Liminal space is the invisible space where essential things happen, but out of sight. Think of roots growing in the dark earth, going down, before any sprout breaks the surface. Imagine a spring-fed lake, into which flows water from some deeper source underground. Think of the transformation in the disciples, who somehow turned their devastation and fear into an experience of the living Christ.
Thinking It Through
Some of you have learned from previous sojourns in this space to welcome it as a time of creativity, also as a sign that you really have separated yourself from the old and are making progress toward the new. But even knowing this doesn’t make it easier, nor does it shorten how long a person stays “betwixt and between.”
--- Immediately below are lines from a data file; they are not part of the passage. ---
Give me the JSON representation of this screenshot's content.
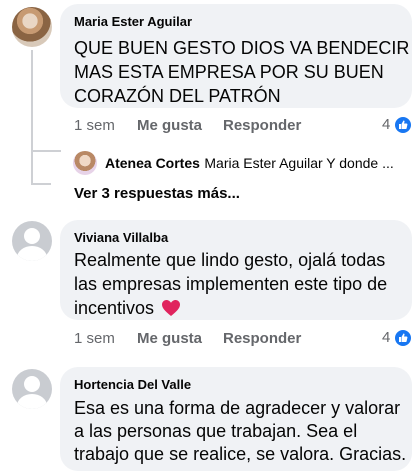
{
  "comments": [
    {
      "author": "Maria Ester Aguilar",
      "text_lines": [
        "QUE BUEN GESTO DIOS VA BENDECIR",
        "MAS ESTA EMPRESA POR SU BUEN",
        "CORAZÓN DEL PATRÓN"
      ],
      "time": "1 sem",
      "like_label": "Me gusta",
      "reply_label": "Responder",
      "reaction_count": "4",
      "avatar_icon": "profile-photo"
    },
    {
      "author": "Viviana Villalba",
      "text_lines": [
        "Realmente que lindo gesto, ojalá todas",
        "las empresas implementen este tipo de",
        "incentivos"
      ],
      "emoji": "heart-emoji",
      "time": "1 sem",
      "like_label": "Me gusta",
      "reply_label": "Responder",
      "reaction_count": "4",
      "avatar_icon": "default-avatar"
    },
    {
      "author": "Hortencia Del Valle",
      "text_lines": [
        "Esa es una forma de agradecer y valorar",
        "a las personas que trabajan. Sea el",
        "trabajo que se realice, se valora. Gracias."
      ],
      "avatar_icon": "default-avatar"
    }
  ],
  "reply_preview": {
    "author": "Atenea Cortes",
    "snippet": "Maria Ester Aguilar Y donde ..."
  },
  "more_replies_label": "Ver 3 respuestas más...",
  "colors": {
    "bubble": "#f0f2f5",
    "secondary_text": "#65676b",
    "like_blue": "#1877f2",
    "heart_red": "#f33e58"
  }
}
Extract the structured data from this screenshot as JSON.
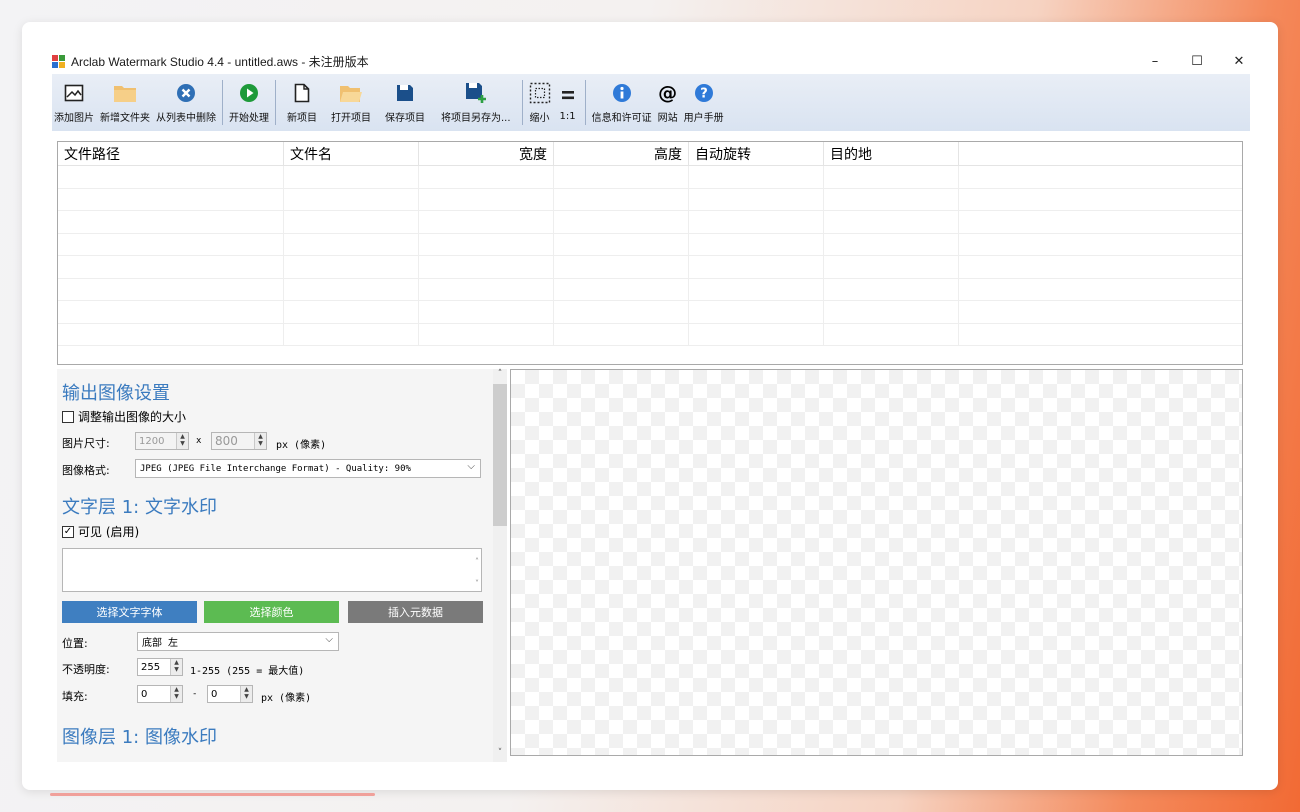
{
  "window": {
    "title": "Arclab Watermark Studio 4.4 - untitled.aws - 未注册版本",
    "controls": [
      "–",
      "☐",
      "✕"
    ]
  },
  "toolbar": {
    "add_image": "添加图片",
    "add_folder": "新增文件夹",
    "remove": "从列表中删除",
    "start": "开始处理",
    "new_project": "新项目",
    "open_project": "打开项目",
    "save_project": "保存项目",
    "save_as": "将项目另存为...",
    "shrink": "缩小",
    "one_to_one": "1:1",
    "info": "信息和许可证",
    "website": "网站",
    "manual": "用户手册"
  },
  "filelist": {
    "columns": [
      "文件路径",
      "文件名",
      "宽度",
      "高度",
      "自动旋转",
      "目的地"
    ]
  },
  "settings": {
    "output_title": "输出图像设置",
    "resize_label": "调整输出图像的大小",
    "size_label": "图片尺寸:",
    "width_value": "1200",
    "x": "x",
    "height_value": "800",
    "px_unit": "px (像素)",
    "format_label": "图像格式:",
    "format_value": "JPEG (JPEG File Interchange Format) - Quality: 90%",
    "text_layer_title": "文字层 1:  文字水印",
    "visible_label": "可见 (启用)",
    "btn_font": "选择文字字体",
    "btn_color": "选择颜色",
    "btn_meta": "插入元数据",
    "position_label": "位置:",
    "position_value": "底部 左",
    "opacity_label": "不透明度:",
    "opacity_value": "255",
    "opacity_hint": "1-255 (255 = 最大值)",
    "padding_label": "填充:",
    "padding_x": "0",
    "dash": "-",
    "padding_y": "0",
    "padding_unit": "px (像素)",
    "image_layer_title": "图像层 1:  图像水印"
  },
  "colors": {
    "accent_title": "#3b7bbf",
    "btn_font": "#3f7fc1",
    "btn_color": "#5cbb52",
    "btn_meta": "#7a7a7a"
  }
}
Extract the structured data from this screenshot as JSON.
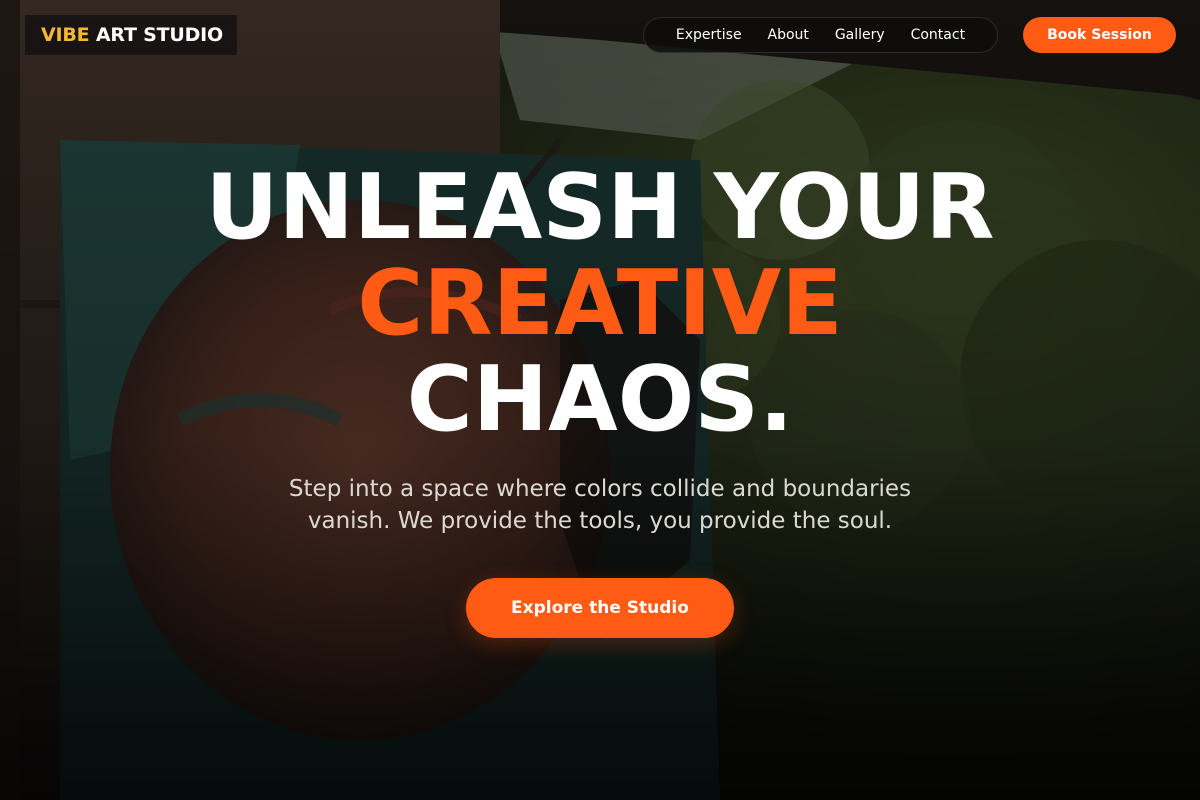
{
  "brand": {
    "accent_word": "VIBE",
    "rest": "ART STUDIO",
    "accent_color": "#f5b82e"
  },
  "nav": {
    "items": [
      {
        "label": "Expertise"
      },
      {
        "label": "About"
      },
      {
        "label": "Gallery"
      },
      {
        "label": "Contact"
      }
    ],
    "cta_label": "Book Session"
  },
  "hero": {
    "headline_line1": "UNLEASH YOUR",
    "headline_line2": "CREATIVE",
    "headline_line3": "CHAOS.",
    "subtitle": "Step into a space where colors collide and boundaries vanish. We provide the tools, you provide the soul.",
    "cta_label": "Explore the Studio"
  },
  "colors": {
    "primary": "#ff5b14",
    "text": "#ffffff"
  }
}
I know of only one way to traverse that hallway, and that way is trust in God—trust that this hallway does lead to another door, and I will cross that threshold. And, somehow, all will be well. We have the supreme example of this trust from Jesus of Nazareth, who by his faith and trust in God was transformed into the living Christ. But first he had to—we have to—live through Holy Saturday, that strange day when everything is suspended between what was and what will be.
The disciples went to bed the night before Easter not knowing what the next day would bring. As we finish this time together of Lenten reflections, let us also go to bed on this night before Easter with some of that uncertainty. We know what happened in the Gospel stories, but we don’t know what will happen in ours. May you dream tonight in liminal space, and may you be surprised tomorrow. What will you find when the stone is rolled away and you cross your own soul’s threshold?
“Early on the first day of the week, while it was still dark, Mary Magdalene came to the tomb and saw that the stone had been removed from the tomb . . .” (John 20:1).
Prayer
Let all that is within me bless your holy name. Amen and amen.